Safety profiles were also similar between the two administration methods. The odds ratio for grade 3 or higher adverse events (AEs) was 1.04 (95% CI, 0.83-1.32), and for any-grade AEs, it was 0.90 (95% CI, 0.63-1.27). However, subcutaneous rituximab was associated with a higher rate of administration-related events (OR, 1.69; 95% CI, 1.31-2.19).
Cost and Time Efficiency
One of the most compelling findings of the meta-analysis was the significant cost savings associated with subcutaneous rituximab. The mean difference in total costs was –173.71 (95% CI, –195.04 to –152.39), indicating a substantial reduction in expenses. Pharmacy technique costs (MD, –0.66; 95% CI, –1.03 to 0.29) and administration costs (MD, –85.61; 95% CI, –152.28 to –18.95) were also lower for the subcutaneous formulation. Furthermore, the total process time was significantly reduced with subcutaneous administration (MD, –48.91; 95% CI, –53.61 to –44.22).

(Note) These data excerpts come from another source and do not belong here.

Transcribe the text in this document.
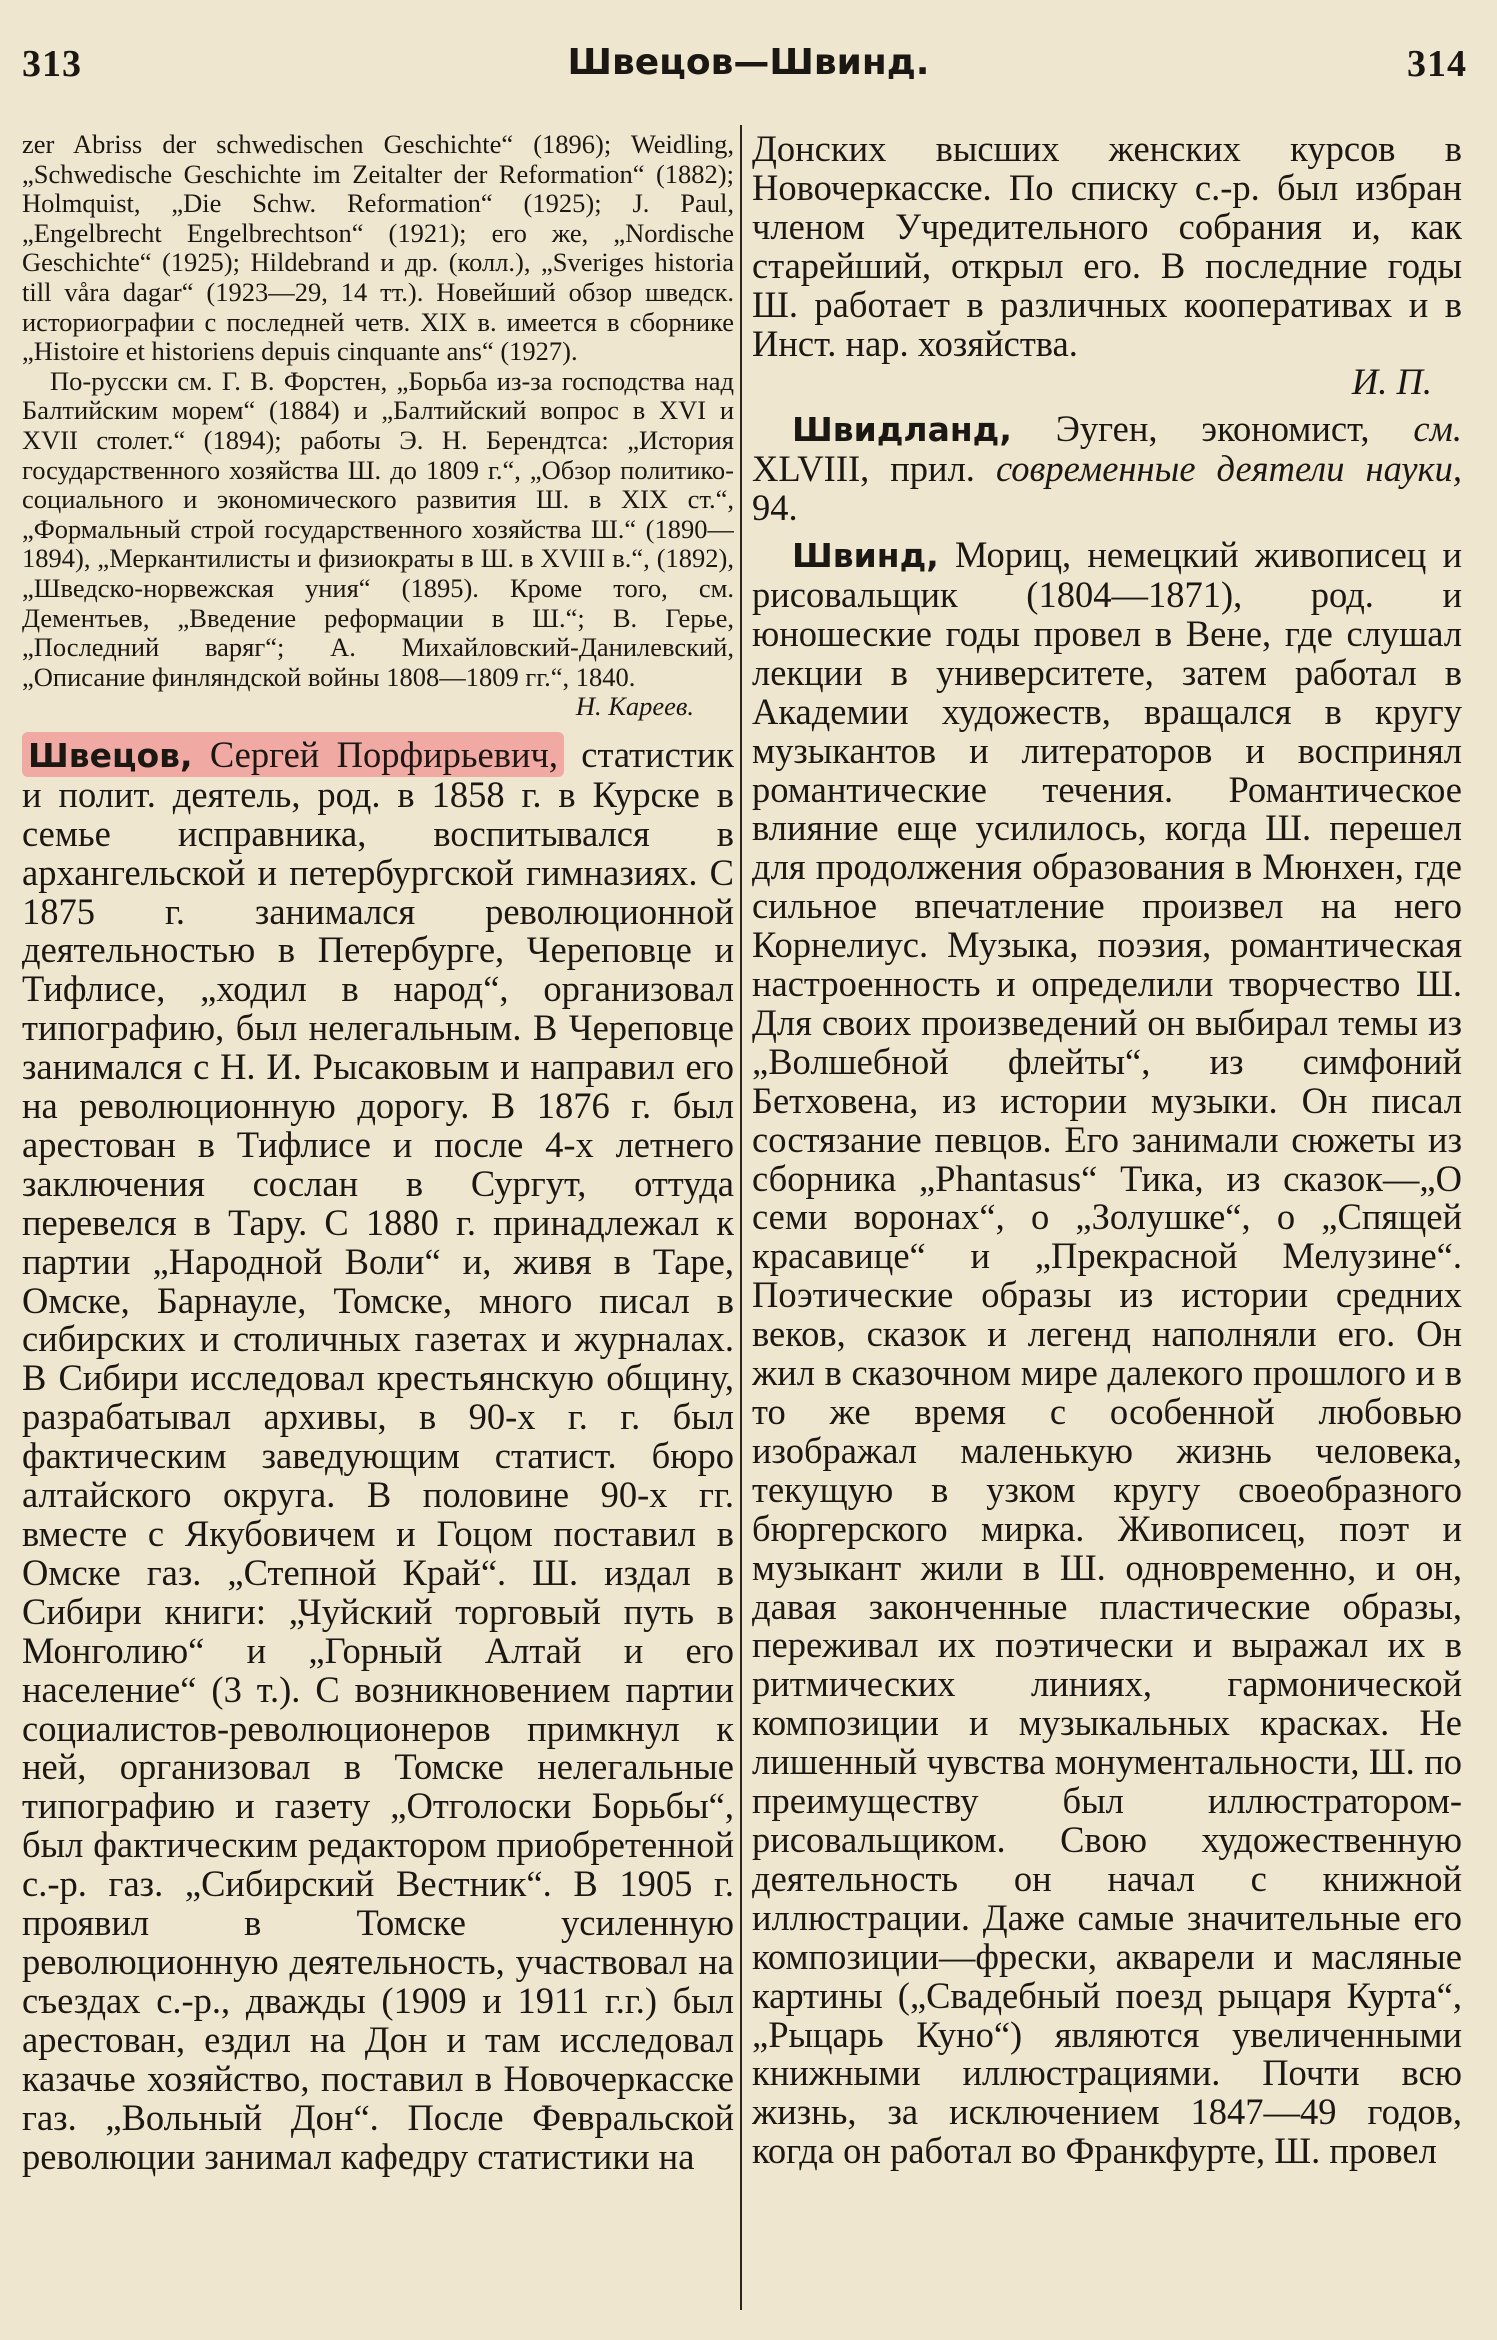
313	Швецов—Швинд.	314

zer Abriss der schwedischen Geschichte“ (1896); Weidling, „Schwedische Geschichte im Zeitalter der Reformation“ (1882); Holmquist, „Die Schw. Reformation“ (1925); J. Paul, „Engelbrecht Engelbrechtson“ (1921); его же, „Nordische Geschichte“ (1925); Hildebrand и др. (колл.), „Sveriges historia till våra dagar“ (1923—29, 14 тт.). Новейший обзор шведск. историографии с последней четв. XIX в. имеется в сборнике „Histoire et historiens depuis cinquante ans“ (1927).

По-русски см. Г. В. Форстен, „Борьба из-за господства над Балтийским морем“ (1884) и „Балтийский вопрос в XVI и XVII столет.“ (1894); работы Э. Н. Берендтса: „История государственного хозяйства Ш. до 1809 г.“, „Обзор политико-социального и экономического развития Ш. в XIX ст.“, „Формальный строй государственного хозяйства Ш.“ (1890—1894), „Меркантилисты и физиократы в Ш. в XVIII в.“, (1892), „Шведско-норвежская уния“ (1895). Кроме того, см. Дементьев, „Введение реформации в Ш.“; В. Герье, „Последний варяг“; А. Михайловский-Данилевский, „Описание финляндской войны 1808—1809 гг.“, 1840.

Н. Кареев.

Швецов, Сергей Порфирьевич, статистик и полит. деятель, род. в 1858 г. в Курске в семье исправника, воспитывался в архангельской и петербургской гимназиях. С 1875 г. занимался революционной деятельностью в Петербурге, Череповце и Тифлисе, „ходил в народ“, организовал типографию, был нелегальным. В Череповце занимался с Н. И. Рысаковым и направил его на революционную дорогу. В 1876 г. был арестован в Тифлисе и после 4-х летнего заключения сослан в Сургут, оттуда перевелся в Тару. С 1880 г. принадлежал к партии „Народной Воли“ и, живя в Таре, Омске, Барнауле, Томске, много писал в сибирских и столичных газетах и журналах. В Сибири исследовал крестьянскую общину, разрабатывал архивы, в 90-х г. г. был фактическим заведующим статист. бюро алтайского округа. В половине 90-х гг. вместе с Якубовичем и Гоцом поставил в Омске газ. „Степной Край“. Ш. издал в Сибири книги: „Чуйский торговый путь в Монголию“ и „Горный Алтай и его население“ (3 т.). С возникновением партии социалистов-революционеров примкнул к ней, организовал в Томске нелегальные типографию и газету „Отголоски Борьбы“, был фактическим редактором приобретенной с.-р. газ. „Сибирский Вестник“. В 1905 г. проявил в Томске усиленную революционную деятельность, участвовал на съездах с.-р., дважды (1909 и 1911 г.г.) был арестован, ездил на Дон и там исследовал казачье хозяйство, поставил в Новочеркасске газ. „Вольный Дон“. После Февральской революции занимал кафедру статистики на

Донских высших женских курсов в Новочеркасске. По списку с.-р. был избран членом Учредительного собрания и, как старейший, открыл его. В последние годы Ш. работает в различных кооперативах и в Инст. нар. хозяйства.

И. П.

Швидланд, Эуген, экономист, см. XLVIII, прил. современные деятели науки, 94.

Швинд, Мориц, немецкий живописец и рисовальщик (1804—1871), род. и юношеские годы провел в Вене, где слушал лекции в университете, затем работал в Академии художеств, вращался в кругу музыкантов и литераторов и воспринял романтические течения. Романтическое влияние еще усилилось, когда Ш. перешел для продолжения образования в Мюнхен, где сильное впечатление произвел на него Корнелиус. Музыка, поэзия, романтическая настроенность и определили творчество Ш. Для своих произведений он выбирал темы из „Волшебной флейты“, из симфоний Бетховена, из истории музыки. Он писал состязание певцов. Его занимали сюжеты из сборника „Phantasus“ Тика, из сказок—„О семи воронах“, о „Золушке“, о „Спящей красавице“ и „Прекрасной Мелузине“. Поэтические образы из истории средних веков, сказок и легенд наполняли его. Он жил в сказочном мире далекого прошлого и в то же время с особенной любовью изображал маленькую жизнь человека, текущую в узком кругу своеобразного бюргерского мирка. Живописец, поэт и музыкант жили в Ш. одновременно, и он, давая законченные пластические образы, переживал их поэтически и выражал их в ритмических линиях, гармонической композиции и музыкальных красках. Не лишенный чувства монументальности, Ш. по преимуществу был иллюстратором-рисовальщиком. Свою художественную деятельность он начал с книжной иллюстрации. Даже самые значительные его композиции—фрески, акварели и масляные картины („Свадебный поезд рыцаря Курта“, „Рыцарь Куно“) являются увеличенными книжными иллюстрациями. Почти всю жизнь, за исключением 1847—49 годов, когда он работал во Франкфурте, Ш. провел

Implications and Limitations
According to Khaled Albakri, MS, a medical student at The Hashemite University in Jordan, "Our study highlights the importance of education and training to increase the utilization of subcutaneous rituximab in the context of non-Hodgkin lymphoma treatment." The reduced cost and time associated with subcutaneous rituximab could lead to improved resource allocation and patient convenience.
The authors noted several limitations to the analysis, including the small number of included studies, variations in study designs, and heterogeneity in some of the results. These limitations suggest the need for further research to validate these findings and explore the optimal use of subcutaneous rituximab in clinical practice.